ZnO/ZnS heterostructure with enhanced interfacial lithium absorption for robust and large-capacity energy storage

Abstract

Heterostructure construction, especially for anodes, is an effective strategy to promote electron transfer and improve surface reaction dynamics, thus achieving high performance in lithium-ion batteries. Herein, in situ partial conversion of metal sulfide to oxide with high lattice match is utilized to engineer a ZnO/ZnS heterostructure. The mosaic ZnO/ZnS heterostructure with abundant interfaces is activated into homogeneous zinc oxysulfide with size optimization during cycling, which delivers 920 mA h g⁻¹ after 1300 cycles even at 2 A g⁻¹. A pouch-type full cell (LiCoO₂‖ZnO/ZnS) is assembled and maintains over 85% of its initial capacity after 300 cycles at 2C, confirming its potential practicability.

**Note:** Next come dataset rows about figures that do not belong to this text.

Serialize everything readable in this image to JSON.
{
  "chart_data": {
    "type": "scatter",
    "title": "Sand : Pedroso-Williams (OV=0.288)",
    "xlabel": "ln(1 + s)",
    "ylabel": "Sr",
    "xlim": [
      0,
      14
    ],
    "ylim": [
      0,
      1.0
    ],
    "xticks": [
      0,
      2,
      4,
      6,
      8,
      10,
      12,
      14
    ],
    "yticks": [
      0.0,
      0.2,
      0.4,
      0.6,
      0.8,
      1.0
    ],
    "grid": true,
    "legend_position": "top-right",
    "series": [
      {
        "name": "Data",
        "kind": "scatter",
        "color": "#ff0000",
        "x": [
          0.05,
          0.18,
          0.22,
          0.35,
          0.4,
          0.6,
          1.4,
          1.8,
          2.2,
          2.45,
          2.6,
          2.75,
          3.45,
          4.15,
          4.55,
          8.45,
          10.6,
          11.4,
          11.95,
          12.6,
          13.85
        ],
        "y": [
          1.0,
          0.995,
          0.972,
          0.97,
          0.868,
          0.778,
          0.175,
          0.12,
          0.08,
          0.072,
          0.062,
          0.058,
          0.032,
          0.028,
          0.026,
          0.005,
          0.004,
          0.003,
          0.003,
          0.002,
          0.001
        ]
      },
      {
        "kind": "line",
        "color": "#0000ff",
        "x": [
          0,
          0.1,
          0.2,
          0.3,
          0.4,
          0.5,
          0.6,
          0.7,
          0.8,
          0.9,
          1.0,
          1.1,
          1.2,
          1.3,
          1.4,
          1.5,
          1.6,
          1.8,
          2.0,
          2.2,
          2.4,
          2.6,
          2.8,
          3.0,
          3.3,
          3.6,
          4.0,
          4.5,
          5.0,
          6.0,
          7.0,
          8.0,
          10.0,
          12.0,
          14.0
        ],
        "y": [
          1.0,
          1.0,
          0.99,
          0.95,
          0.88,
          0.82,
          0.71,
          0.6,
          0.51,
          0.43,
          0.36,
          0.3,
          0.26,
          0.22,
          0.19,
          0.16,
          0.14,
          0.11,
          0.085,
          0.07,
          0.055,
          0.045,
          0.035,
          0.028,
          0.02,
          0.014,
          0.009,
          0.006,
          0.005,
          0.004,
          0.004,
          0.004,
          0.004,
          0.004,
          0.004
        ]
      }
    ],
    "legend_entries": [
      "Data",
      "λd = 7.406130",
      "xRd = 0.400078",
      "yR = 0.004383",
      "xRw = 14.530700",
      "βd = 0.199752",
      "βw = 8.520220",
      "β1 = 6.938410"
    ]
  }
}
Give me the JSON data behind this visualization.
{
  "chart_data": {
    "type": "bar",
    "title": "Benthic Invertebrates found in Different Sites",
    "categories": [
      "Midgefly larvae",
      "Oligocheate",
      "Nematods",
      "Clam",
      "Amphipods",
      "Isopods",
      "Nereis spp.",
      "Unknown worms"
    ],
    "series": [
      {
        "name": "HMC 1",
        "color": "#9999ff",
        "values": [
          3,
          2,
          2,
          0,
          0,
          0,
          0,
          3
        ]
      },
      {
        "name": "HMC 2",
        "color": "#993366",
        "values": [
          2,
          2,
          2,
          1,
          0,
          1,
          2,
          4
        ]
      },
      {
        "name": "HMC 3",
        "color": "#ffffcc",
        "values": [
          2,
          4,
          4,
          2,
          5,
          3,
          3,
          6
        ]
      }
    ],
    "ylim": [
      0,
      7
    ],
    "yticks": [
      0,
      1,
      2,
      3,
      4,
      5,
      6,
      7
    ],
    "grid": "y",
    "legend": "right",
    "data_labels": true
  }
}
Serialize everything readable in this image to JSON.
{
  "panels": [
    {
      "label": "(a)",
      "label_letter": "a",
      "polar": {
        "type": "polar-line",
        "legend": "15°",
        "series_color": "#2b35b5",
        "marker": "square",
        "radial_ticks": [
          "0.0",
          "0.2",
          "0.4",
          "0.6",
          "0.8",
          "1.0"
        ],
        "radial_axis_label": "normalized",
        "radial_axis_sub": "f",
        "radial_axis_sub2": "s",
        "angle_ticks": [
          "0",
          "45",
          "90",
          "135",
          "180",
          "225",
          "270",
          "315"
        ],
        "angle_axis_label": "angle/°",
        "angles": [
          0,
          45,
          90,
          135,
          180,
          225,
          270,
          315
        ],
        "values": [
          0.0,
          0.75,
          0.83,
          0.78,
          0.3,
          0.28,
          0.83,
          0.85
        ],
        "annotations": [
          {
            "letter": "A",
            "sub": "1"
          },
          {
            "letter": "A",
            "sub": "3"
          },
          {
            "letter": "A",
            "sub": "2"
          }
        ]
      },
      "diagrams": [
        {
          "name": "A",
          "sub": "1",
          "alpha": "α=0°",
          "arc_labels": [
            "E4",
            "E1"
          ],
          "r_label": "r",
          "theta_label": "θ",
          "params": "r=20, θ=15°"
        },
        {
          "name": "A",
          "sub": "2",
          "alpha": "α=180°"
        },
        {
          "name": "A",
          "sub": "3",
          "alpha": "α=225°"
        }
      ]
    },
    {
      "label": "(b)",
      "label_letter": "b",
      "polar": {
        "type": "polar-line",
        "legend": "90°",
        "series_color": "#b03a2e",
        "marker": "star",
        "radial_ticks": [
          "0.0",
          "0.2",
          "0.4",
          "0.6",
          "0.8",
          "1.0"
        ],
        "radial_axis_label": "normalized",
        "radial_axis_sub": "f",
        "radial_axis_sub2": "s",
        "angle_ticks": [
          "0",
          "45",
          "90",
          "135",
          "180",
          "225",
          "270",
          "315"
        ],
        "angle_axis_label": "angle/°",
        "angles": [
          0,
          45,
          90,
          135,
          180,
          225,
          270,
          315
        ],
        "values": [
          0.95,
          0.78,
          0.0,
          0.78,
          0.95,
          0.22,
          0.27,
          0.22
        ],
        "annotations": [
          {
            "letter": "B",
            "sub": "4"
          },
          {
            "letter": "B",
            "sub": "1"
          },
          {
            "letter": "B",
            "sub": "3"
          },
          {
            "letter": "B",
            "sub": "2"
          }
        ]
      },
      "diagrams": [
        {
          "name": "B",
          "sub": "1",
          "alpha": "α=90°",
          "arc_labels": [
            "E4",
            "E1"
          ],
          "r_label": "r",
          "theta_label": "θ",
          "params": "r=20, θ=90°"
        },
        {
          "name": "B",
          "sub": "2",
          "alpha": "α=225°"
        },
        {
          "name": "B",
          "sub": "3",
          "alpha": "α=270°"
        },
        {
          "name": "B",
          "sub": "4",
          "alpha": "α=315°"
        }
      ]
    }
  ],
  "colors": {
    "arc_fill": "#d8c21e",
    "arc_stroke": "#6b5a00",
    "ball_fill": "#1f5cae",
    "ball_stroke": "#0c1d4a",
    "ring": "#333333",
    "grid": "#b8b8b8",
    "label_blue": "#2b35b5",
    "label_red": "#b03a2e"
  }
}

Theoretical calculations predict that, combined with LiZn nanodots, the Li₂O/Li₂S matrix is endowed with more Li anchoring sites and higher Li adsorption energy. Therefore, the interfacial charge redistribution is modified to contribute high interfacial Li storage. The reasonable interfacial engineering by designing a mosaic heterostructure breaks new grounds for the design of large-capacity and high-reversibility conversion-alloying-type anodes.